Folha de S. Paulo
Proponho questões para esclarecer a posição
oficial do Brasil sobre a invasão russa
Lula tem dois chanceleres: Mauro Vieira,
que comanda o Itamaraty, e Celso Amorim, assessor presidencial. O primeiro
representa a política institucional, que definiu o voto brasileiro na resolução
da ONU exigindo a retirada das forças russas de ocupação da Ucrânia. O segundo
representa a política ideológica, lulista e petista, que renegou aquele voto.
Proponho dez perguntas a eles, destinadas a esclarecer a posição oficial do Brasil sobre a invasão russa:
1) A Carta da ONU e a Constituição
brasileira consagram os princípios da soberania nacional e do respeito à
integridade territorial das nações. É nesses princípios que o Brasil apoia sua
pretensão de ajudar a mediar negociações entre Rússia e Ucrânia?

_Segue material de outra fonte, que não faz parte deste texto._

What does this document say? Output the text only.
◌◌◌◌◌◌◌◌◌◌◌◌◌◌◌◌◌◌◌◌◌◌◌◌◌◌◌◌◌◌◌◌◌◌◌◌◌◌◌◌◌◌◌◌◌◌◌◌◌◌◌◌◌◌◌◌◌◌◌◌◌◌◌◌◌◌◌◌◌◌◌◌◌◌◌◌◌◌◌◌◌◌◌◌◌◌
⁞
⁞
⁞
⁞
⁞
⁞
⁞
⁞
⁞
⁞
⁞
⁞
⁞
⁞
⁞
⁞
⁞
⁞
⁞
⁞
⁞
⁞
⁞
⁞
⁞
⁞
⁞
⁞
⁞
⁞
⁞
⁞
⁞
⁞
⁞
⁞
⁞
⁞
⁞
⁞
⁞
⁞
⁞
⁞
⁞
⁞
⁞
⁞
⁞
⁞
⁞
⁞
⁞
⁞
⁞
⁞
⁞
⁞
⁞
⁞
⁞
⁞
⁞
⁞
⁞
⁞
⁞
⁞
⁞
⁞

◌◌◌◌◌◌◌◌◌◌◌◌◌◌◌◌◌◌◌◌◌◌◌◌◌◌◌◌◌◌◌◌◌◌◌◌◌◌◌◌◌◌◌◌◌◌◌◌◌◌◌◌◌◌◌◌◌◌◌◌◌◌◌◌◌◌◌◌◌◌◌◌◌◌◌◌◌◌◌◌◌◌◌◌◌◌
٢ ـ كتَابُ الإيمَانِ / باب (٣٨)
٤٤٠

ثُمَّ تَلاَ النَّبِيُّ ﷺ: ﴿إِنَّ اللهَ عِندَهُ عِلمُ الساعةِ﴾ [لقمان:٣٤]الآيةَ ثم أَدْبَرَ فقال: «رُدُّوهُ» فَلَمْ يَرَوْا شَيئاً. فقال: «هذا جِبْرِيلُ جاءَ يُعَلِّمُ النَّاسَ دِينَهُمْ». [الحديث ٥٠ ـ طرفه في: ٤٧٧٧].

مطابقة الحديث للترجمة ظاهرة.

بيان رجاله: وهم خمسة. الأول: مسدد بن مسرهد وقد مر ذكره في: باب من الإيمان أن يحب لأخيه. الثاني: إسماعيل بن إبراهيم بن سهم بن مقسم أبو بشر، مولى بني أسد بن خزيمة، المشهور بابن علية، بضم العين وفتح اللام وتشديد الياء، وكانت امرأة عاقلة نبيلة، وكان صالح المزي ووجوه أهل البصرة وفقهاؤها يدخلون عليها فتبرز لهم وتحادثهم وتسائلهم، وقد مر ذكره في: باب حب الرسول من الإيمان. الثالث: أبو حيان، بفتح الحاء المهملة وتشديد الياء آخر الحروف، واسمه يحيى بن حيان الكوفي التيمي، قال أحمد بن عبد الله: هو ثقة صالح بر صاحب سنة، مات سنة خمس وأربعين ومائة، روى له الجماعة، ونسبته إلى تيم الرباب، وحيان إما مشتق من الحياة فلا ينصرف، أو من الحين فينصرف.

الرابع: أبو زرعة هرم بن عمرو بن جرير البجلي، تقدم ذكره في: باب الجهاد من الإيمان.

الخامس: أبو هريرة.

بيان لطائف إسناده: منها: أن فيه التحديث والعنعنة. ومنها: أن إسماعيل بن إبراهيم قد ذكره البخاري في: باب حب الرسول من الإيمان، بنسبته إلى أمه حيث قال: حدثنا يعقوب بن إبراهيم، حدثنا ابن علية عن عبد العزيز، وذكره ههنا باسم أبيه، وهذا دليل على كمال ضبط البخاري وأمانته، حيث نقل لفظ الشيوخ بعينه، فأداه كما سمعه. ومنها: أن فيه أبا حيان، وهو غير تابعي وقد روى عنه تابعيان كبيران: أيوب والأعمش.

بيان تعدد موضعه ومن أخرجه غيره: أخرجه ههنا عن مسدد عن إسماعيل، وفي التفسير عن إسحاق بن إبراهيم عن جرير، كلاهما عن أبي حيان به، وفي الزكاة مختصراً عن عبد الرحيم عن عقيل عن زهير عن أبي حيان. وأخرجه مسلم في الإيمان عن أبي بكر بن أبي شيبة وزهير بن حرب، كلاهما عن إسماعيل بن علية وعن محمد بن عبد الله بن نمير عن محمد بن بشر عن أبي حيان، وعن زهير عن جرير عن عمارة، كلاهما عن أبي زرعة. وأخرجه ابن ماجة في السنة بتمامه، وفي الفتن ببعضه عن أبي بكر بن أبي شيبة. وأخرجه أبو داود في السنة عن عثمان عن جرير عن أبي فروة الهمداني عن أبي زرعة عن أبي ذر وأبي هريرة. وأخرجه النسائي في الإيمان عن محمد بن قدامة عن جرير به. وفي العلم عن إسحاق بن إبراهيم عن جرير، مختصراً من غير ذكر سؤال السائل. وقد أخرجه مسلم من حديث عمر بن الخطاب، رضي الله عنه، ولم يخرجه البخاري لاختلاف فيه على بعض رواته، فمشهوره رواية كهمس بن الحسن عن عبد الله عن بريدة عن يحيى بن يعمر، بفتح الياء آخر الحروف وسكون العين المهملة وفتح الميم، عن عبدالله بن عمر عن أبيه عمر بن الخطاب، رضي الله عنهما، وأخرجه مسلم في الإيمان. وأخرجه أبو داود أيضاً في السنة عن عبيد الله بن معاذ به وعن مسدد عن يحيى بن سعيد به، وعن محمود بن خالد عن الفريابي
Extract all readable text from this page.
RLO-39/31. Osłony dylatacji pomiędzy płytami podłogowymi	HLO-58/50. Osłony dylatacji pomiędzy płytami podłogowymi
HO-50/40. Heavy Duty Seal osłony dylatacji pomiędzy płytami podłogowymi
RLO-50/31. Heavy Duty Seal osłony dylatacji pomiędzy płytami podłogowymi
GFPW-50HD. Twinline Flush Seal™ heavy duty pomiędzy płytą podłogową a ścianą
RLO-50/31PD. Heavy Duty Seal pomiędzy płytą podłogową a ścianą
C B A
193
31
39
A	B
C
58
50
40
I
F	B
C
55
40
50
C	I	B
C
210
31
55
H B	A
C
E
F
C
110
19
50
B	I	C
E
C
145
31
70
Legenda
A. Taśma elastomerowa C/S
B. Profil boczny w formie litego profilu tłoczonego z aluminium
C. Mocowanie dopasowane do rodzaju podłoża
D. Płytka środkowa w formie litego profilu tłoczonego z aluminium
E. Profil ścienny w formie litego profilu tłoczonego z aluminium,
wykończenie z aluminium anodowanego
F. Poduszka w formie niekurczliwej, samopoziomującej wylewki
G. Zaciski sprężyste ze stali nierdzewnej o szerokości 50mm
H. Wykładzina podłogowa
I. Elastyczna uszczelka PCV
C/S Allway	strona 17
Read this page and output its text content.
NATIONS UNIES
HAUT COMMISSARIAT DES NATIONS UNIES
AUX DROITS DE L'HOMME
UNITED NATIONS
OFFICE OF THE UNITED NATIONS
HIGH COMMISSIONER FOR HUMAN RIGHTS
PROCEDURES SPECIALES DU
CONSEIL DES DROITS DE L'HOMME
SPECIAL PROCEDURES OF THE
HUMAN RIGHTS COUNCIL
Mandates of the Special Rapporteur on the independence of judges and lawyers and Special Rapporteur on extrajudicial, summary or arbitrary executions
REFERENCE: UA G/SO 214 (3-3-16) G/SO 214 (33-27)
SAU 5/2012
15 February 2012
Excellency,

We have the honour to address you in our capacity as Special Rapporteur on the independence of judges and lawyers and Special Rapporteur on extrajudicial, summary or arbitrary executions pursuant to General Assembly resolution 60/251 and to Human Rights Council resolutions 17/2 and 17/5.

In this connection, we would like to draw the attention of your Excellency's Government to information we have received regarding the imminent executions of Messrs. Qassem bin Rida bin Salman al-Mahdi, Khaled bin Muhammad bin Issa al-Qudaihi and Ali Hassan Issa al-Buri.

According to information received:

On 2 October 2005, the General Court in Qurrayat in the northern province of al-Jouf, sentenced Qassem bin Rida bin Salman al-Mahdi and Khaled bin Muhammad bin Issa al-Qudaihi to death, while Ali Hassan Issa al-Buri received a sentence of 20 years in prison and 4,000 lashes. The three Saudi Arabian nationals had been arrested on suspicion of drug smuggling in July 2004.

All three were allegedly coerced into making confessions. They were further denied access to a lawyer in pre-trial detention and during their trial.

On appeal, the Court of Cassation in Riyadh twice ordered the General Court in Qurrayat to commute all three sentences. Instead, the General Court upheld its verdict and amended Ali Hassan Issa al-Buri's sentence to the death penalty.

2) O encontro de Amorim com Putin, em
Moscou, seguido pelas declarações de Lula na visita à China e pela recepção de
Serguei Lavrov em Brasília, paralelamente à ausência de visitas à Ucrânia,
indicam que o Brasil escolheu o lado russo. Ou existe explicação diferente para
o desequilíbrio diplomático?
3) O Tribunal Penal Internacional (TPI), do
qual o Brasil participa, emitiu ordem de prisão contra Vladimir Putin, pelo
crime de deportação forçada de crianças ucranianas para a Rússia. O Itamaraty
não se pronunciou sobre o tema e Amorim visitou Putin pouco depois do gesto do
TPI. O governo brasileiro decidiu ignorar o TPI?
4) Lavrov declarou, em Brasília, que Rússia
e Brasil compartilham "posição similar" sobre a "gênese" da
guerra na Ucrânia. Lula afirmou, repetidamente, que a raiz da invasão russa é o
alargamento da Otan –e, ainda, que os EUA e seus aliados europeus estimulam a
continuidade da guerra. Deve-se concluir disso que, de fato, o governo
brasileiro concorda com a declaração do chanceler russo?
5) Segundo Lula, a responsabilidade pela
guerra cabe, igualmente, a Putin e Zelenski. O governo brasileiro não distingue
o país agressor do país agredido, o invasor do invadido?
6) A Casa Branca classificou as afirmações
de Lula como um alinhamento com a propaganda de guerra russa. Vieira reagiu,
negando a interpretação do governo dos EUA –mas não negou a veracidade da
declaração de Lavrov sobre a similaridade entre as visões russa e brasileira.
Quem cala consente?
7) Tradicionalmente, Amorim abusa do
conceito de soberania, usando-o para evitar qualquer crítica a ditadores amigos
que violam os direitos humanos. Contudo, nega solidariedade à nação cuja
soberania é destruída por uma guerra de agressão destinada a promover anexações
territoriais. Na política externa do governo, soberania é um princípio com
validade geral ou mero álibi utilizado para justificar alinhamentos
ideológicos?
8) A Crimeia é território ucraniano
internacionalmente reconhecido. A própria Rússia reconheceu as fronteiras
ucranianas em tratado firmado em 1994 –pelo qual, aliás, a Ucrânia entregou
suas armas nucleares à Rússia. Com que direito Lula sugere a cessão da Crimeia
à Rússia como condição para futuras e hipotéticas negociações de paz?
9) A Carta da ONU suporta o princípio da
"autodefesa coletiva", isto é, o direito de fornecer ajuda bélica a
nações que resistem a uma invasão não provocada. Sem auxílio militar ocidental,
a Ucrânia já não existiria como Estado independente. A "paz" pela
rendição –é isso que deseja o governo ao criticar tal auxílio?
10) No seu pronunciamento sobre o diálogo
com Lavrov, Vieira mencionou as "preocupações securitárias" russas e
ucranianas mas não se referiu às anexações territoriais russas ou à soberania
ucraniana. Lula pretende realmente ser aceito pela Ucrânia como mediador de
negociações de paz ou simplesmente invoca a palavra paz para legitimar as
narrativas imperiais russas?
O jornalismo adulatório faz, no máximo, as
indagações fáceis. Haverá, ainda, jornalistas dispostos a confrontar os dois
chanceleres com as perguntas difíceis?